The St. Kitts and Nevis Bureau of Standards (SKNBS) recently hosted a Minamata Initial Assessment (MIA) workshop on Mercury with the aim of bringing awareness to citizens and residents on the dangers of mercury.

The Basel Convention Regional Centre (BCRC) is the executing agency for the MIA project and national coordinators in each participating country, namely, St. Kitts and Nevis, St. Lucia, Trinidad and Tobago and Jamaica, were hired in order to get the project up and running.

The BCRC is the regional office of the United Nations Environmental Programme that helps countries in the Caribbean who are parties to the Basel Rotterdam and Stockholm Conventions to implement and comply with these conventions.

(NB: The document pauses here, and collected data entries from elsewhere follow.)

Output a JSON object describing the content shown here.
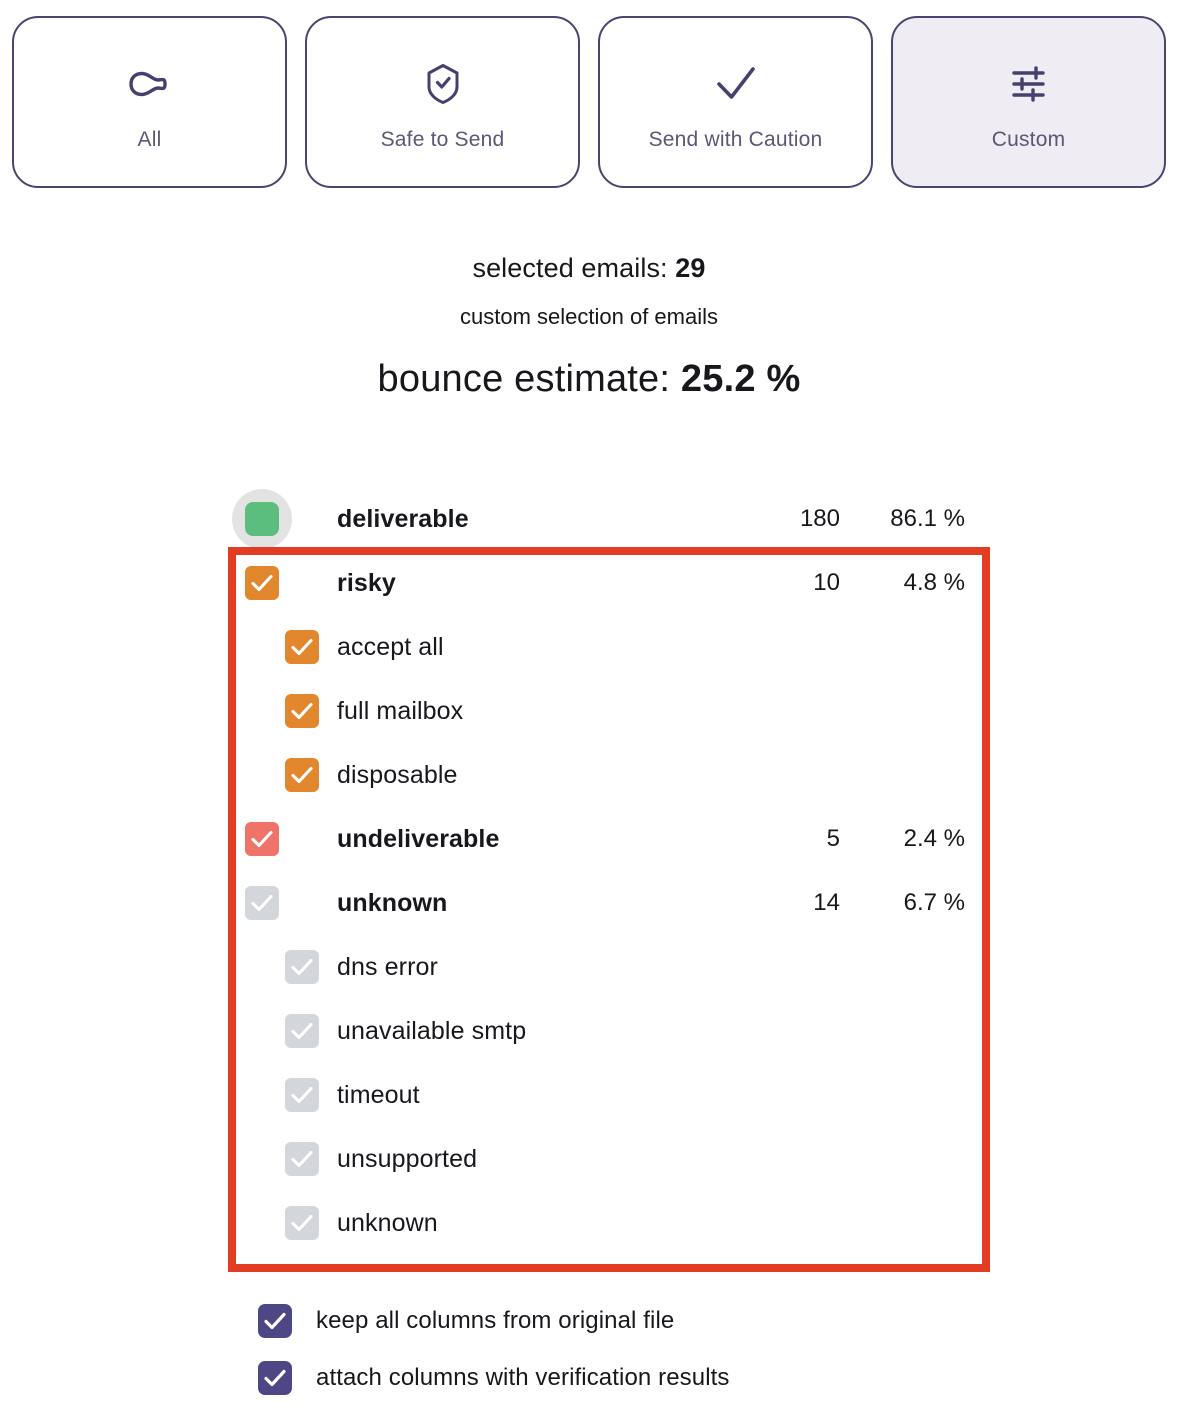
{
  "tabs": [
    {
      "id": "all",
      "label": "All",
      "icon": "infinity-icon",
      "selected": false
    },
    {
      "id": "safe-to-send",
      "label": "Safe to Send",
      "icon": "shield-check-icon",
      "selected": false
    },
    {
      "id": "send-with-caution",
      "label": "Send with Caution",
      "icon": "check-icon",
      "selected": false
    },
    {
      "id": "custom",
      "label": "Custom",
      "icon": "sliders-icon",
      "selected": true
    }
  ],
  "summary": {
    "selected_emails_label": "selected emails:",
    "selected_emails_value": "29",
    "description": "custom selection of emails",
    "bounce_estimate_label": "bounce estimate:",
    "bounce_estimate_value": "25.2 %"
  },
  "table": {
    "rows": [
      {
        "label": "deliverable",
        "count": "180",
        "pct": "86.1 %",
        "checkbox": "green",
        "state": "filled",
        "level": 0,
        "halo": true
      },
      {
        "label": "risky",
        "count": "10",
        "pct": "4.8 %",
        "checkbox": "orange",
        "state": "checked",
        "level": 0,
        "halo": false
      },
      {
        "label": "accept all",
        "count": "",
        "pct": "",
        "checkbox": "orange",
        "state": "checked",
        "level": 1,
        "halo": false
      },
      {
        "label": "full mailbox",
        "count": "",
        "pct": "",
        "checkbox": "orange",
        "state": "checked",
        "level": 1,
        "halo": false
      },
      {
        "label": "disposable",
        "count": "",
        "pct": "",
        "checkbox": "orange",
        "state": "checked",
        "level": 1,
        "halo": false
      },
      {
        "label": "undeliverable",
        "count": "5",
        "pct": "2.4 %",
        "checkbox": "red",
        "state": "checked",
        "level": 0,
        "halo": false
      },
      {
        "label": "unknown",
        "count": "14",
        "pct": "6.7 %",
        "checkbox": "grey",
        "state": "checked",
        "level": 0,
        "halo": false
      },
      {
        "label": "dns error",
        "count": "",
        "pct": "",
        "checkbox": "grey",
        "state": "checked",
        "level": 1,
        "halo": false
      },
      {
        "label": "unavailable smtp",
        "count": "",
        "pct": "",
        "checkbox": "grey",
        "state": "checked",
        "level": 1,
        "halo": false
      },
      {
        "label": "timeout",
        "count": "",
        "pct": "",
        "checkbox": "grey",
        "state": "checked",
        "level": 1,
        "halo": false
      },
      {
        "label": "unsupported",
        "count": "",
        "pct": "",
        "checkbox": "grey",
        "state": "checked",
        "level": 1,
        "halo": false
      },
      {
        "label": "unknown",
        "count": "",
        "pct": "",
        "checkbox": "grey",
        "state": "checked",
        "level": 1,
        "halo": false
      }
    ]
  },
  "options": [
    {
      "id": "keep-all-columns",
      "label": "keep all columns from original file",
      "checked": true
    },
    {
      "id": "attach-columns",
      "label": "attach columns with verification results",
      "checked": true
    }
  ],
  "annotation": {
    "highlight_color": "#e23d22"
  },
  "colors": {
    "accent_purple": "#4e4785",
    "deliverable_green": "#5cbe7e",
    "risky_orange": "#e3872f",
    "undeliverable_red": "#ef7368",
    "unknown_grey": "#d3d6da",
    "highlight_red": "#e23d22",
    "tab_border": "#4a4470",
    "tab_selected_bg": "#efecf3"
  }
}
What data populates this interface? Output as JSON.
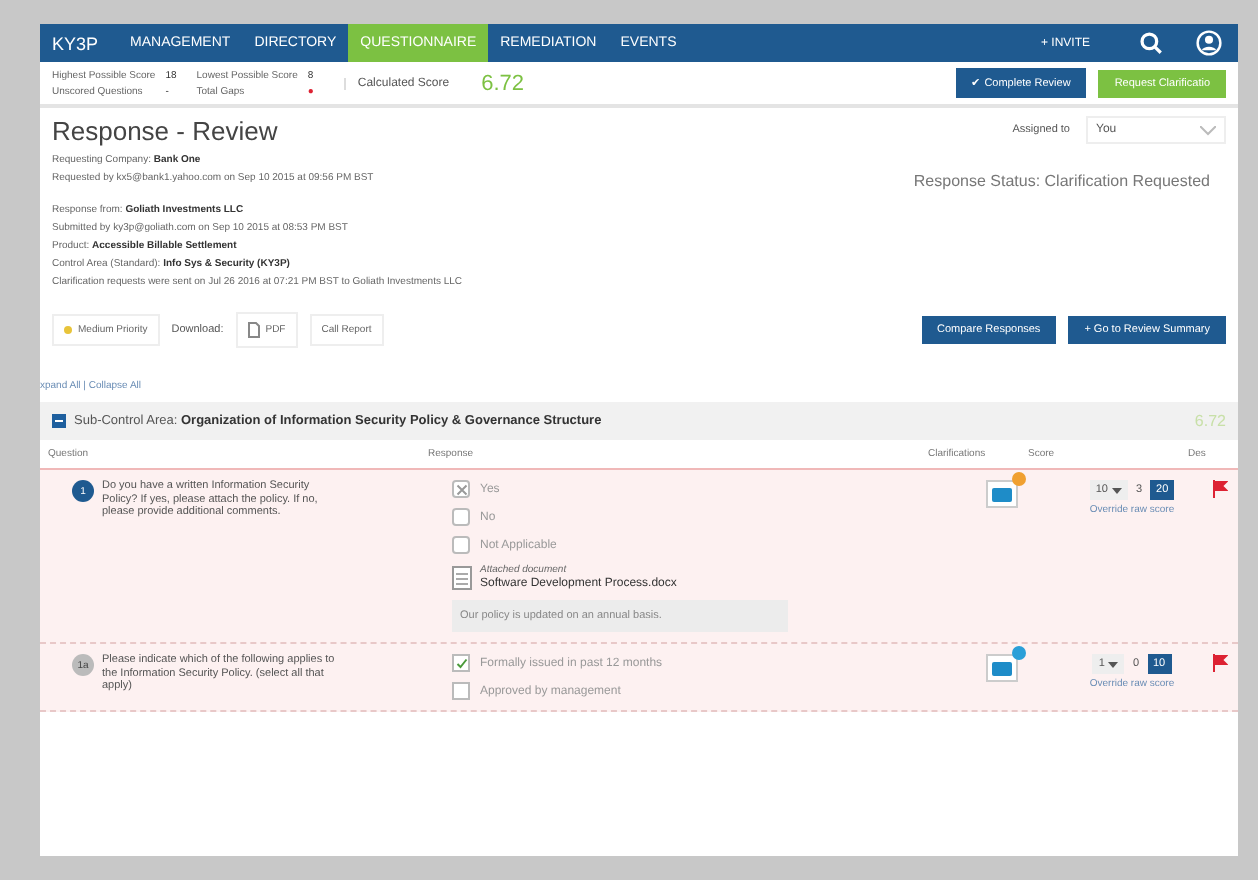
{
  "nav": {
    "logo": "KY3P",
    "items": [
      {
        "label": "MANAGEMENT",
        "selected": false
      },
      {
        "label": "DIRECTORY",
        "selected": false
      },
      {
        "label": "QUESTIONNAIRE",
        "selected": true
      },
      {
        "label": "REMEDIATION",
        "selected": false
      },
      {
        "label": "EVENTS",
        "selected": false
      }
    ],
    "invite": "+ INVITE"
  },
  "score_bar": {
    "stats": [
      {
        "label": "Highest Possible Score",
        "value": "18"
      },
      {
        "label": "Lowest Possible Score",
        "value": "8"
      },
      {
        "label": "Unscored Questions",
        "value": "-"
      },
      {
        "label": "Total Gaps",
        "value": "●"
      }
    ],
    "calculated_label": "Calculated Score",
    "calculated": "6.72",
    "complete_button": "✔ Complete Review",
    "clarify_button": "Request Clarificatio"
  },
  "header": {
    "title": "Response - Review",
    "assigned_label": "Assigned to",
    "assigned": "You",
    "status": "Response Status: Clarification Requested",
    "lines": [
      "Requesting Company: **Bank One**",
      "Requested by kx5@bank1.yahoo.com on Sep 10 2015 at 09:56 PM BST",
      "Response from: **Goliath Investments LLC**",
      "Submitted by ky3p@goliath.com on Sep 10 2015 at 08:53 PM BST",
      "Product: **Accessible Billable Settlement**",
      "Control Area (Standard): **Info Sys & Security (KY3P)**",
      "Clarification requests were sent on Jul 26 2016 at 07:21 PM BST to Goliath Investments LLC"
    ]
  },
  "toolbar": {
    "priority": {
      "label": "Medium Priority",
      "color": "#e8c43a"
    },
    "download": "Download:",
    "pdf": "PDF",
    "call_report": "Call Report",
    "compare": "Compare Responses",
    "summary": "+ Go to Review Summary"
  },
  "expand": "xpand All | Collapse All",
  "section": {
    "prefix": "Sub-Control Area:",
    "title": "Organization of Information Security Policy & Governance Structure",
    "score": "6.72",
    "expanded": true
  },
  "columns": [
    "Question",
    "Response",
    "Clarifications",
    "Score",
    "Des"
  ],
  "rows": [
    {
      "number": "1",
      "primary": true,
      "question": "Do you have a written Information Security Policy? If yes, please attach the policy. If no, please provide additional comments.",
      "options": [
        {
          "kind": "radio",
          "label": "Yes",
          "checked": true
        },
        {
          "kind": "radio",
          "label": "No",
          "checked": false
        },
        {
          "kind": "radio",
          "label": "Not Applicable",
          "checked": false
        }
      ],
      "attachment": {
        "label": "Attached document",
        "file": "Software Development Process.docx"
      },
      "comment": "Our policy is updated on an annual basis.",
      "clarification_badge": {
        "color": "#f0a030"
      },
      "score": "10",
      "gap": "3",
      "max": "20",
      "override": "Override raw score"
    },
    {
      "number": "1a",
      "primary": false,
      "question": "Please indicate which of the following applies to the Information Security Policy. (select all that apply)",
      "options": [
        {
          "kind": "checkbox",
          "label": "Formally issued in past 12 months",
          "checked": true
        },
        {
          "kind": "checkbox",
          "label": "Approved by management",
          "checked": false
        }
      ],
      "clarification_badge": {
        "color": "#2a9fd8"
      },
      "score": "1",
      "gap": "0",
      "max": "10",
      "override": "Override raw score"
    }
  ]
}
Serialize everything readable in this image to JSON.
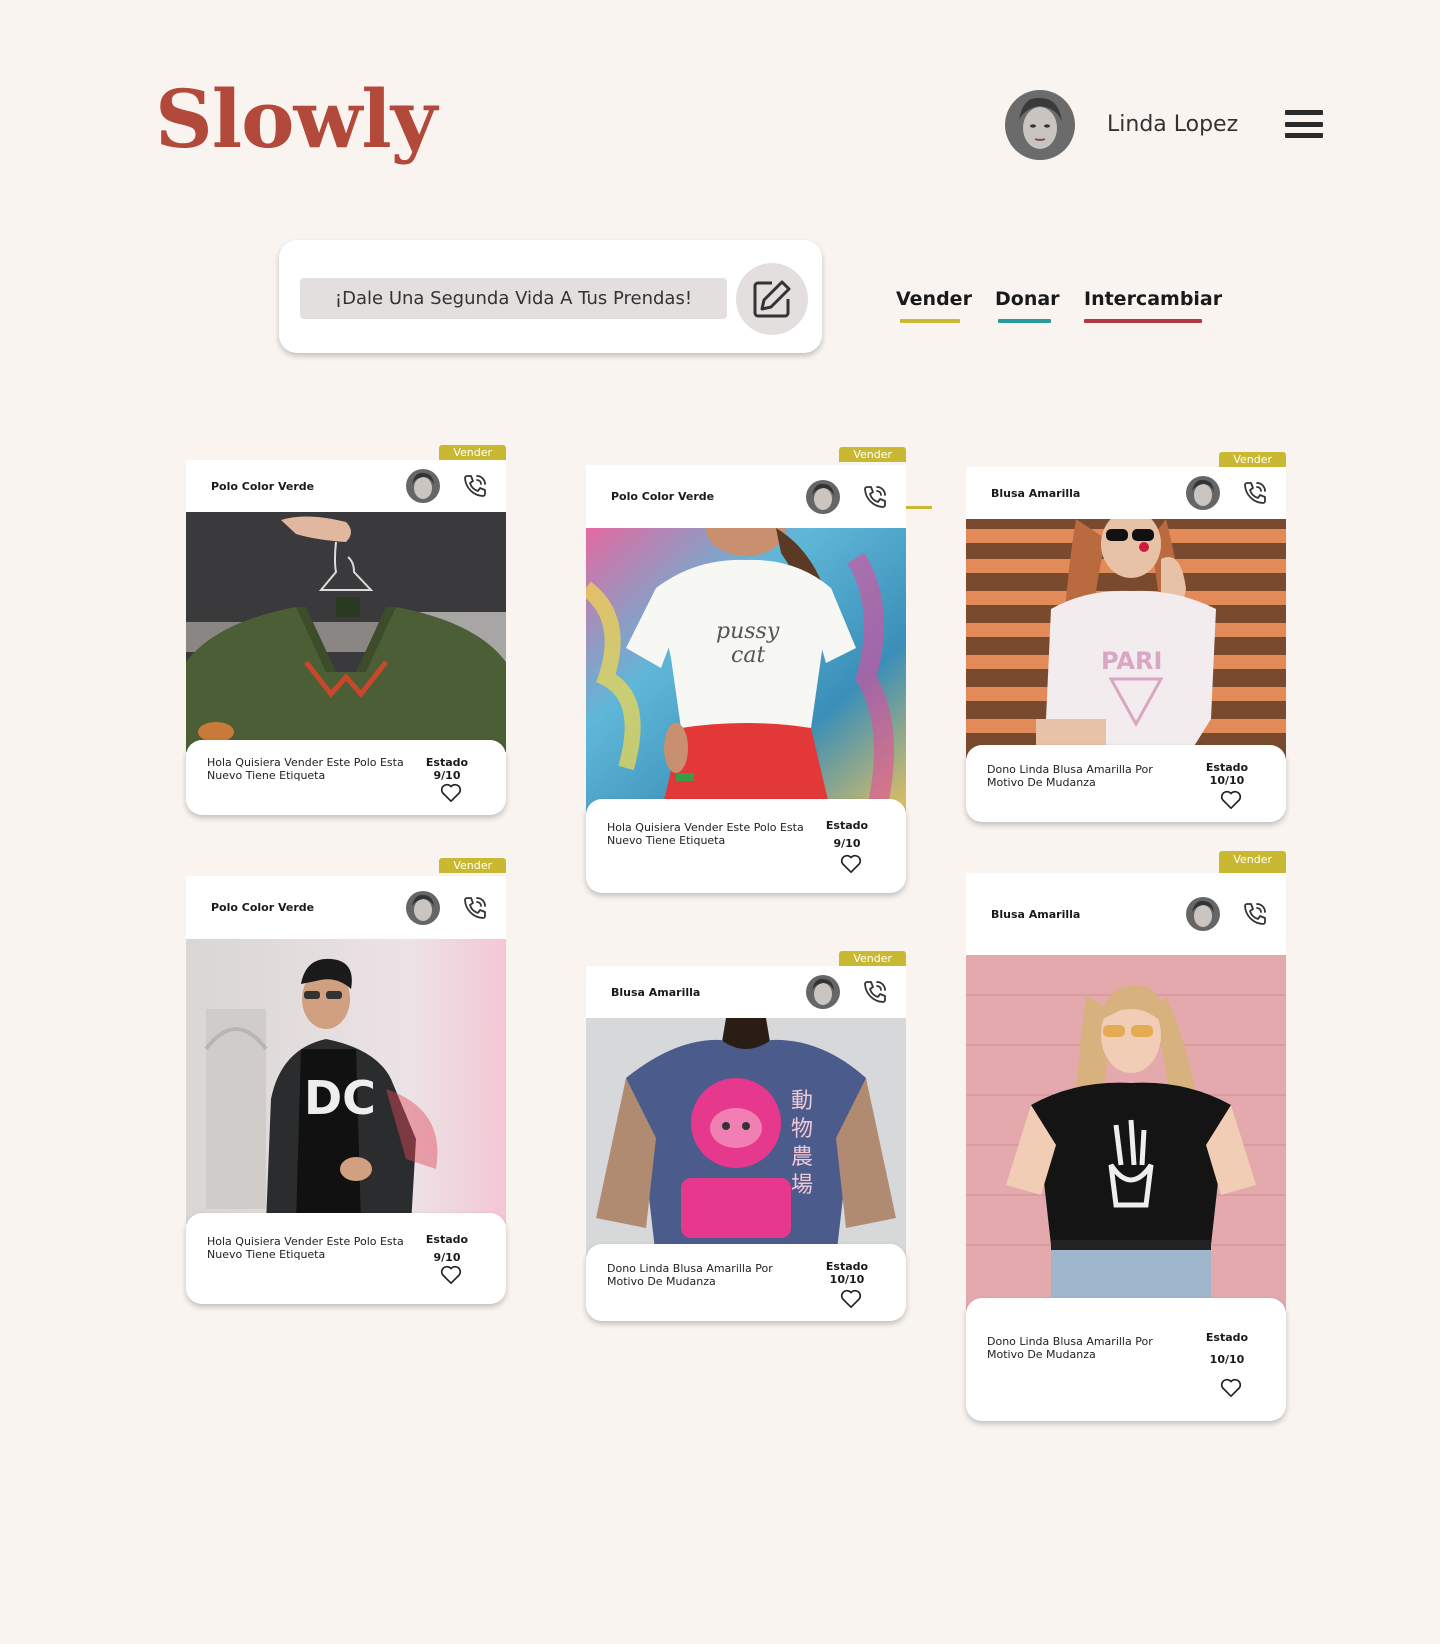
{
  "header": {
    "logo": "Slowly",
    "user_name": "Linda Lopez"
  },
  "search": {
    "text": "¡Dale Una Segunda Vida A Tus Prendas!"
  },
  "tabs": [
    {
      "label": "Vender",
      "color": "#c8b832"
    },
    {
      "label": "Donar",
      "color": "#2a9a9a"
    },
    {
      "label": "Intercambiar",
      "color": "#b03a43"
    }
  ],
  "cards": [
    {
      "tag": "Vender",
      "title": "Polo Color Verde",
      "desc": "Hola Quisiera Vender Este Polo Esta Nuevo Tiene  Etiqueta",
      "estado_label": "Estado",
      "estado_value": "9/10"
    },
    {
      "tag": "Vender",
      "title": "Polo Color Verde",
      "desc": "Hola Quisiera Vender Este Polo Esta Nuevo Tiene  Etiqueta",
      "estado_label": "Estado",
      "estado_value": "9/10"
    },
    {
      "tag": "Vender",
      "title": "Blusa Amarilla",
      "desc": "Dono Linda Blusa Amarilla Por Motivo De Mudanza",
      "estado_label": "Estado",
      "estado_value": "10/10"
    },
    {
      "tag": "Vender",
      "title": "Polo Color Verde",
      "desc": "Hola Quisiera Vender Este Polo Esta Nuevo Tiene  Etiqueta",
      "estado_label": "Estado",
      "estado_value": "9/10"
    },
    {
      "tag": "Vender",
      "title": "Blusa Amarilla",
      "desc": "Dono Linda Blusa Amarilla Por Motivo De Mudanza",
      "estado_label": "Estado",
      "estado_value": "10/10"
    },
    {
      "tag": "Vender",
      "title": "Blusa Amarilla",
      "desc": "Dono Linda Blusa Amarilla Por Motivo De Mudanza",
      "estado_label": "Estado",
      "estado_value": "10/10"
    }
  ],
  "icons": {
    "menu": "hamburger-icon",
    "edit": "edit-icon",
    "phone": "phone-call-icon",
    "heart": "heart-icon"
  },
  "colors": {
    "background": "#f9f4f0",
    "logo": "#b2493a",
    "tag": "#c8b832",
    "vender": "#c8b832",
    "donar": "#2a9a9a",
    "intercambiar": "#b03a43"
  }
}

According to Director of the Basel Convention Regional Centre (BCRC), Dr. Ahmad Khan, the project was twofold.

One it is to give each of the above mentioned Caribbean countries an understanding of issues relating to mercury and the mass flow of mercury through their our territory, and two this project is being done in the Caribbean because the convention on mercury and its control, the Minamata Convention, is due for entry into force sometime around September this year.


It requires a few other countries to become parties or signatories to the convention before it comes into force and the Global Environment Facility (GEF) is providing free money for enabling activities for countries to do these assessments.”

National Coordinator for the inventory section of the MIA, Helen Douglas said that an important outcome of the project for St. Kitts and Nevis is to establish a full nationwide inventory report.